5 tips for flying with kids
1. Show kids photos of airplanes before you go and explain what happens. Show them how the seats are like a car (and how they are different). If you won’t be using your child’s car seat on the airplane, explain that. Some little ones get nervous when travel changes from the rules they know. To them, car seats are part of the travel routine. They don’t know that flying is different. The same goes with the noises — they’re so much less scary when you can listen for them and know what they mean. If you’re not sure what the noises mean, here’s a handy website (with audio) to prepare you!
2. Explain “airplane etiquette.” Little ones don’t know that kicking the seat in front of them is annoying — especially if they’re prone to kicking your seat in the car. Let them know that in airplanes, criss cross applesauce is the better way to sit. Those feet can’t kick if they’re otherwise engaged.
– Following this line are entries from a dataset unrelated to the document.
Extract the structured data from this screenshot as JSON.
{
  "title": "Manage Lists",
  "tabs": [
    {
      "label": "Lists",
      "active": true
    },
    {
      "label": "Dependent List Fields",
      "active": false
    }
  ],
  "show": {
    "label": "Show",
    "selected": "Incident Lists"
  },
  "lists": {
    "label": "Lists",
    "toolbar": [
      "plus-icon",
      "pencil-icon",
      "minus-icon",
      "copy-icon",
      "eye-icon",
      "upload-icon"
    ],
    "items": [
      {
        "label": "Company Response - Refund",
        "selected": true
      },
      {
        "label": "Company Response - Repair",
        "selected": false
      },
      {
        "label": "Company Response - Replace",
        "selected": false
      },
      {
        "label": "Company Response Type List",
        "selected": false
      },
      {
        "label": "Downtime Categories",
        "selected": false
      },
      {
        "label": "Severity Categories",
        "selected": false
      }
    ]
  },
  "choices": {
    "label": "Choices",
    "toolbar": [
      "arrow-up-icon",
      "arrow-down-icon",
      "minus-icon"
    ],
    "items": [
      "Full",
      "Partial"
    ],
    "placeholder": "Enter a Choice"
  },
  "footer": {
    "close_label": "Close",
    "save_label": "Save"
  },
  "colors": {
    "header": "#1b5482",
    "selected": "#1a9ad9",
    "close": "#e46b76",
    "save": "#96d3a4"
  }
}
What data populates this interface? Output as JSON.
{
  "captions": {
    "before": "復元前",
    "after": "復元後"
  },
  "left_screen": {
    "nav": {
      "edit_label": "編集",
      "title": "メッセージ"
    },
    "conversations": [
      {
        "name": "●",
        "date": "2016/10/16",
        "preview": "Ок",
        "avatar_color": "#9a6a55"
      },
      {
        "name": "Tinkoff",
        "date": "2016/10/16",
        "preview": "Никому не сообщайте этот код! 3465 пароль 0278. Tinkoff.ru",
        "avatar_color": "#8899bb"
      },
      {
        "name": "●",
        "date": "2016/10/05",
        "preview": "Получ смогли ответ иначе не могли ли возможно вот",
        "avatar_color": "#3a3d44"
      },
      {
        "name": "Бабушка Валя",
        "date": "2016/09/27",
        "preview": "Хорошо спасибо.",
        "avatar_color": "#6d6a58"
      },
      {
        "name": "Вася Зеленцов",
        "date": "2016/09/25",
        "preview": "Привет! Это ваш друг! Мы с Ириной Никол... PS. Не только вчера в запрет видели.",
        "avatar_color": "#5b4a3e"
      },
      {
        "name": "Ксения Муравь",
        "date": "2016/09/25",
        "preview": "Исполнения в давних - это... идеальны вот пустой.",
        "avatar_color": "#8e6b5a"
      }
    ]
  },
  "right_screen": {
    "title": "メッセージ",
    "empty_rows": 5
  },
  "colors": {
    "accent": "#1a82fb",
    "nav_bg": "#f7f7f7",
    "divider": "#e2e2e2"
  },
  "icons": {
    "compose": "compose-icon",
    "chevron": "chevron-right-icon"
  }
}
3. Plan for take-off. Airplanes are noisy. They shake. Tummies flip. Ears pop. All of that can be overwhelming. For most kids, though, a distraction is all it takes to get past take-off and into the air for smooth sailing! When our daughter was younger, we watched Little Einsteins videos. She loved the “blast off” part — and we used it to distract her whenever we flew. It’s a lot cuter for little kids to go “pat, pat, pat” and squeal “blast off” then it is for them to scream for 20 minutes. I’ve shared the tip with many friends through the years, and they agree it really helps!
4. Pack for the plane. With air travel, less is more! There’s not much space. Small parts are easily lost. Digging through your bag every ten minutes gets annoying. We found that creative toys work really well — a particular favorite is wikkisticks. Other toys that work well include magnetic puzzles and travel games. For little ones, a favorite stuffed toy or doll and books with flaps work well. Also keep wipes on hand to wipe down the tray, arm rests and buttons.
5. Take snacks! As much as adults dread the stale pretzels and peanuts on an airplane, it’s even worse for kids. Pack kid size snacks — one for every 90 minutes of air travel — including airport time. Aim for high protein snacks (cheese sticks, etc) and whole grain snacks that last longer. Avoid high sugar snacks which rev kids up and frustrate them. Imagine all that energy harnessed into a big blue chair with no place to go. EEK!
We learned that thoughtful packing made air travel something to enjoy — not fear! The kids looked forward to their air adventures and now they’re pros — in fact, these 5 tips for flying with kids come from our personal experience (some things learned the hard way)!
How do you make travel with little ones easier?